Some combinations work together brilliantly. Take tea and biscuits. What is a biscuit if it is not accompanied by a steaming mug of sweet, sunset coloured perfection? What is a cracker if it is not accompanied by cheese? What is a piece of fish if it is not accompanied by freshly made chips? Well the more matter of fact reader among us would answer, a sweet shaped treat, a bland cardboard tasting morsel and, well, a piece of fish. Some combinations however falter under incompatibility. Take several Hollywood marriages, deep fried chocolate bars and such. That is why Transmetropolitan poses such a question for the listener. In terms of combining so many styles and noises, how much is too much?

Berlin's War from a Harlots Mouth are one of those odd combinations that you just can't work out. Merging mathcore, grindcore, hardcore and, er, jazz, they effortlessly use these dizzying and head spinning genres to the extreme. The cacophony that they make is often overwhelming with its incessant attack, attack, attack on the listener with the only break being the jazz interludes on the album.
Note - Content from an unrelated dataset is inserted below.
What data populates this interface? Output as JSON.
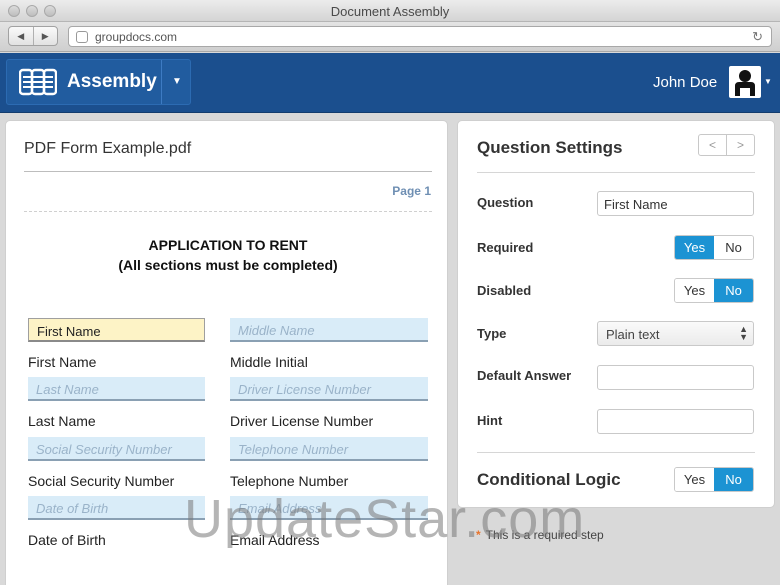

The physical rat-at-at-tat of the rather obtusely titled "If you want to blame us for something, Wrong! Please abuse this song!" is unrelenting in its heaviness. But the laid back jazz of "Tribe Life" wouldn't be out of place on the stereo in some trendy and relatively pretentious bar. Although it should be a mix that doesn't work, for reasons unknown, it strangely does.

Moving at breakneck speed, it romps along without hesitating too long over each track. Forty minutes on the dot, you feel like you have been on some kind of extreme ride for the duration. Moving from one track to the other, you fail to see the breaks between them as the band put forward such an incessant wall of noise, but thrilling it is.

Often dizzying in the levels of noise this is still an impressive effort. Maybe Transmetropolitan is heralding a sea change in regards to what people will do in order to create a new noise. Mixing together styles which seemingly fit together well with a style that you wouldn't usually connect with those genres, namely jazz, seems an incredibly brave move. Audibly exciting in its diversity and fiercely original, it stands above some of the turgid and uncreative hardcore influenced releases of late, and that can't be a bad thing.